Important!! - Because the OH content is calculated by 2 - (F + Cl + S1- + 2 * S2-), it is possible to calculate negative OH contents. This is likely to occuur in fluoroapatite becauuse of F diffusion induced by the electron beam. I chose to not set a hard limit on the Z site and allow for negative OH values, this is an important check on the quality of the apatite analysis! Analysis with OH < 0 should be repeated with appropriate beam conditions (e.g. large spot size, low current, short counting times on F).
New!! Ilmenite: Ilmenite group minerals (A2O3) are calculated here to 2 cations and 3 oxygen equivalents for Fe3_ estimation. Here A = Fe2+, Fe3+, Mg, Mn, Cr, V, Ti, Si, and Ca. Si and Ca are primarily included as a monitor for mixed analysis with silicate phases. Endmembers are calculated for hematite (Fe2O3), ilmenite (FeTiO3), pyrophanite (MnTiO3), and geikilite (MgTiO3). The hematite component is calculated by XHem = Fe3+ / (Fe3+ / Ti) and the total ilmenite + pyrophanite + geikilite component is calculated by 1 - XHem. The remaining endmembers are calculated from the Fe2+/(Fe2+ + Mn + Mg) for ilmenite, Mn/(Fe2+ + Mn + Mg) for pyrophanite, and Mg/(Fe2+ + Mn + Mg) for geikilite. Currently no plotting option is available.
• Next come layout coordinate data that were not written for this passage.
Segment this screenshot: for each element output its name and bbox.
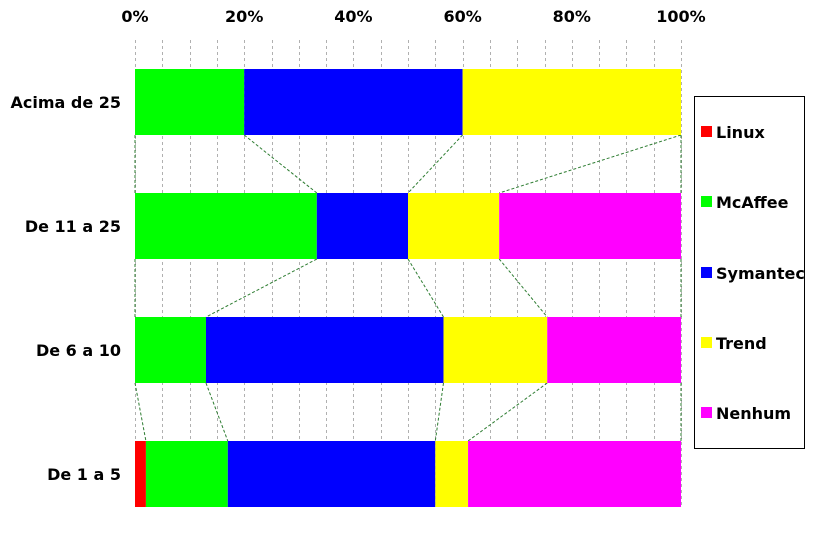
x-tick-label: 40% (334, 7, 372, 26)
bar-segment-mcaffee (135, 193, 317, 259)
x-tick-label: 20% (225, 7, 263, 26)
category-label: De 11 a 25 (25, 217, 121, 236)
category-label: De 1 a 5 (47, 465, 121, 484)
series-connector (205, 258, 318, 318)
category-labels: Acima de 25 De 11 a 25 De 6 a 10 De 1 a 5 (10, 93, 121, 484)
legend-label: Nenhum (716, 404, 791, 423)
series-connector (134, 382, 147, 442)
legend-swatch-symantec (701, 267, 712, 278)
bar-segment-nenhum (499, 193, 681, 259)
bar-segment-symantec (205, 317, 444, 383)
x-tick-labels: 0% 20% 40% 60% 80% 100% (121, 7, 705, 26)
legend-swatch-trend (701, 337, 712, 348)
bar-segment-nenhum (547, 317, 681, 383)
bar-segment-symantec (244, 69, 463, 135)
series-connector (499, 134, 682, 194)
bar-segment-mcaffee (145, 441, 228, 507)
bar-segment-symantec (316, 193, 408, 259)
series-connector (498, 258, 548, 318)
bar-segment-trend (462, 69, 681, 135)
legend-swatch-nenhum (701, 407, 712, 418)
series-connector (407, 134, 463, 194)
x-tick-label: 80% (553, 7, 591, 26)
legend-swatch-mcaffee (701, 196, 712, 207)
legend-label: McAffee (716, 193, 789, 212)
bars (135, 69, 681, 507)
category-label: Acima de 25 (10, 93, 121, 112)
legend-swatch-linux (701, 126, 712, 137)
x-tick-label: 100% (656, 7, 705, 26)
series-connector (467, 382, 548, 442)
bar-segment-linux (135, 441, 146, 507)
x-tick-label: 60% (443, 7, 481, 26)
bar-segment-nenhum (468, 441, 681, 507)
x-tick-label: 0% (121, 7, 148, 26)
bar-segment-symantec (227, 441, 436, 507)
bar-segment-mcaffee (135, 317, 206, 383)
series-connector (407, 258, 444, 318)
legend-label: Trend (716, 334, 767, 353)
legend: Linux McAffee Symantec Trend Nenhum (694, 96, 805, 449)
legend-box (694, 96, 805, 449)
bar-segment-mcaffee (135, 69, 245, 135)
legend-label: Symantec (716, 264, 805, 283)
series-connector (243, 134, 318, 194)
bar-segment-trend (443, 317, 548, 383)
legend-label: Linux (716, 123, 765, 142)
series-connector (434, 382, 444, 442)
bar-segment-trend (435, 441, 469, 507)
series-connectors (134, 134, 682, 442)
bar-segment-trend (408, 193, 500, 259)
category-label: De 6 a 10 (36, 341, 121, 360)
series-connector (205, 382, 229, 442)
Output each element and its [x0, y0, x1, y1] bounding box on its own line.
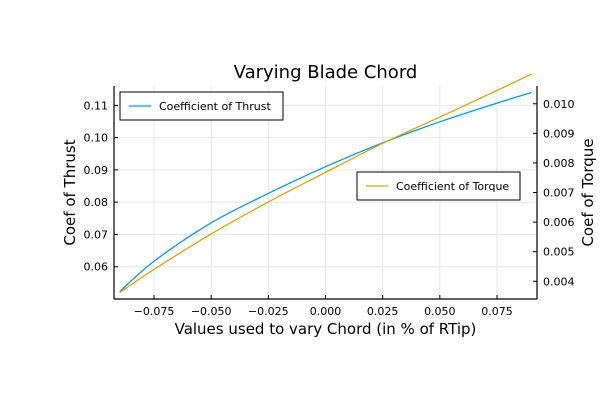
- left-y-tick-label: 0.07: [84, 228, 109, 241]
- x-tick-label: 0.000: [310, 305, 342, 318]
- left-y-tick-label: 0.11: [84, 99, 109, 112]
- legend-label: Coefficient of Torque: [396, 180, 509, 193]
- left-y-tick-label: 0.09: [84, 164, 109, 177]
- x-tick-label: −0.075: [134, 305, 175, 318]
- right-y-axis-ticks: 0.004 0.005 0.006 0.007 0.008 0.009 0.010: [533, 98, 575, 288]
- x-tick-label: 0.050: [424, 305, 456, 318]
- legends: Coefficient of Thrust Coefficient of Torq…: [119, 91, 521, 201]
- right-y-tick-label: 0.005: [543, 246, 575, 259]
- x-tick-label: −0.025: [248, 305, 289, 318]
- thrust-legend: Coefficient of Thrust: [119, 91, 284, 121]
- torque-series-line: [119, 73, 532, 294]
- right-y-axis-title: Coef of Torque: [579, 138, 597, 246]
- legend-label: Coefficient of Thrust: [159, 100, 271, 113]
- left-y-axis-title: Coef of Thrust: [61, 139, 79, 245]
- right-y-tick-label: 0.010: [543, 98, 575, 111]
- thrust-series-line: [119, 91, 532, 293]
- left-y-tick-label: 0.10: [84, 132, 109, 145]
- chart-title: Varying Blade Chord: [234, 62, 418, 83]
- left-y-tick-label: 0.06: [84, 261, 109, 274]
- x-axis-title: Values used to vary Chord (in % of RTip): [175, 320, 477, 338]
- x-tick-label: 0.075: [481, 305, 513, 318]
- left-y-axis-ticks: 0.06 0.07 0.08 0.09 0.10 0.11: [84, 99, 118, 274]
- plot-lines: [119, 73, 532, 294]
- right-y-tick-label: 0.009: [543, 127, 575, 140]
- x-axis-ticks: −0.075 −0.050 −0.025 0.000 0.025 0.050 0.075: [134, 295, 513, 318]
- x-tick-label: 0.025: [367, 305, 399, 318]
- right-y-tick-label: 0.006: [543, 216, 575, 229]
- right-y-tick-label: 0.004: [543, 275, 575, 288]
- x-tick-label: −0.050: [191, 305, 232, 318]
- right-y-tick-label: 0.008: [543, 157, 575, 170]
- torque-legend: Coefficient of Torque: [356, 171, 521, 201]
- right-y-tick-label: 0.007: [543, 187, 575, 200]
- left-y-tick-label: 0.08: [84, 196, 109, 209]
Sulfides: A generic procedure is available for sulfide minerals. The datafile requires the mass fractions (in wt. %) for S, Co, Cu, As, Fe, Ni, Pb, and Zn. All elements, except for S, are optional, allowing the maximum flexibility for a variety of sulfides. Arsenic may be considered as a cation in its oxidized form or an anion in its reduced form.